Le vent souffle par rafales violentes dans l’immense plaine. Il roule devant lui branches cassées, feuilles mortes et chardons. Les arbres qui perdent leurs parures, bouleaux, chênes et hêtres, hurlent à la mort. Les sapins, fins et souples comme les joncs qui poussent dans l’Araw, oscillent, courbent l’échine vers leur mère, Ayan, puis se relèvent plus beaux et plus forts. Le vent avance, froid et violent, meurtrissant la terre, dominant le ciel et ses lourdes nuées noires qui fuient devant la tempête.
L’énorme Araw lui-même ne peut résister. Les vagues déferlent toujours plus vite, charriant arbres et animaux, et se jettent contre les berges abruptes. Par endroits, la terre cède, s’écroule avec fracas et est engloutie au fond du fleuve.
Des oies et des canards sauvages passent haut dans le ciel, se laissant porter par les ailes du vent.

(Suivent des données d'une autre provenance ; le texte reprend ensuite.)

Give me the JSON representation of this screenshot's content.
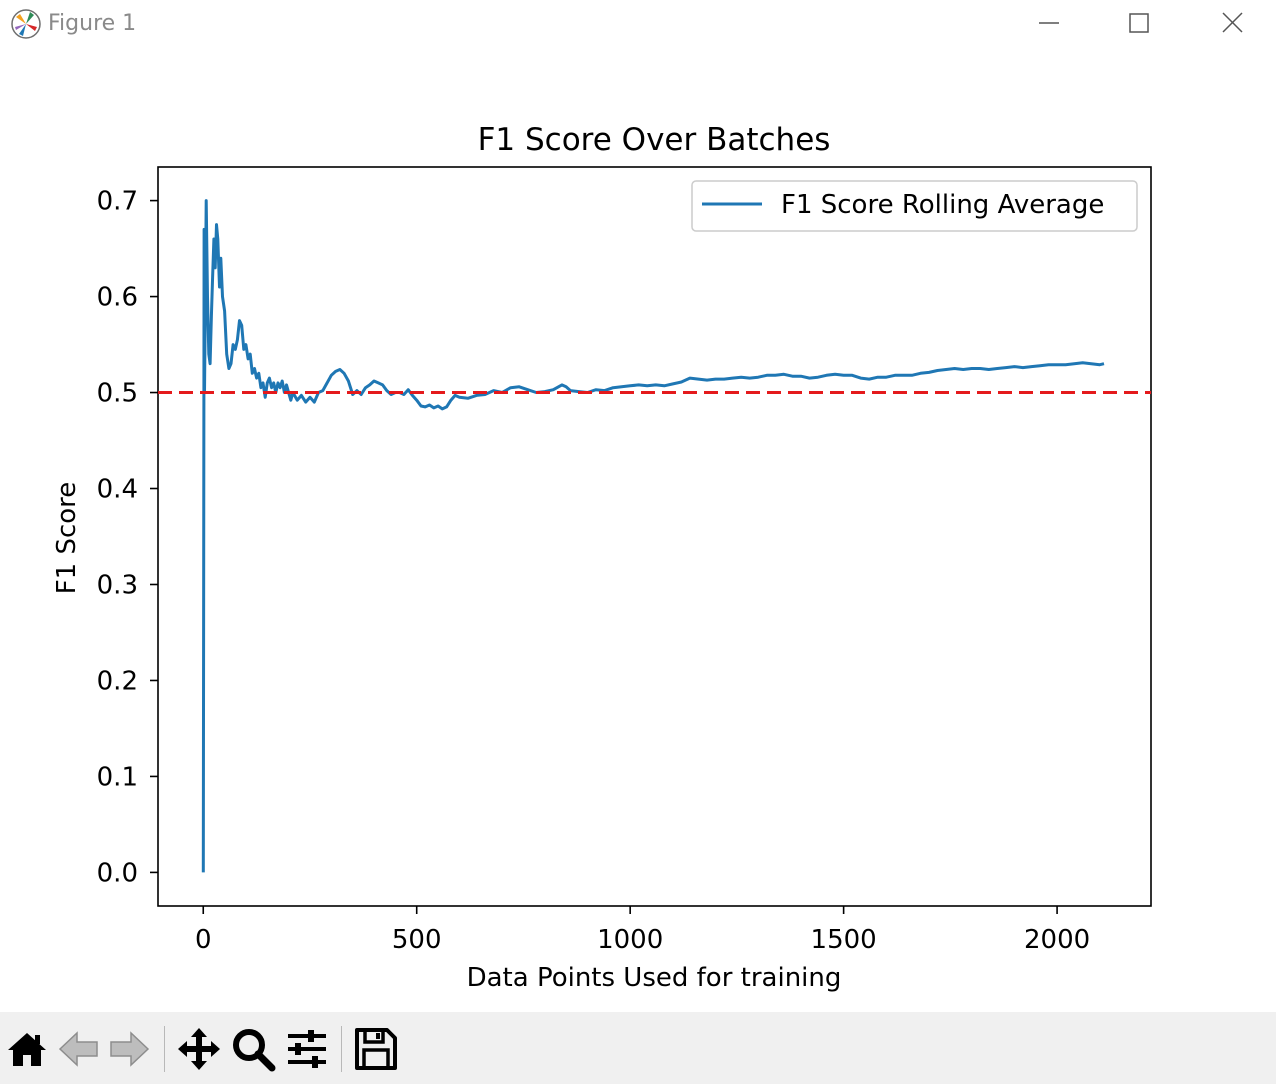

Dans le méandre de l’Araw, le village des Akan souffre et geint. Certaines huttes perdent déjà leur toit de joncs, disloqué contre les arbres. Dans le hameau des Akan-Ixic, ceux-d’en-bas, les femmes et les enfants sont réunis dans la hutte d’Ixa. Ils se réchauffent les uns contre les autres, autour de quelques braises qui rougeoient encore. L’entrée est obstruée et la fumée âcre du bois de bouleau irrite les yeux et fait tousser les enfants. Il y a là, Ixa et Zaya, les femmes d’Ayaz, les vieilles Ravach et Nir, flétries et voûtées, et puis la belle Rax, encore très jeune, avec ses longs cheveux blonds aux reflets ambrés. Dans un coin, trois petits enfants s’endorment sur une peau de renne.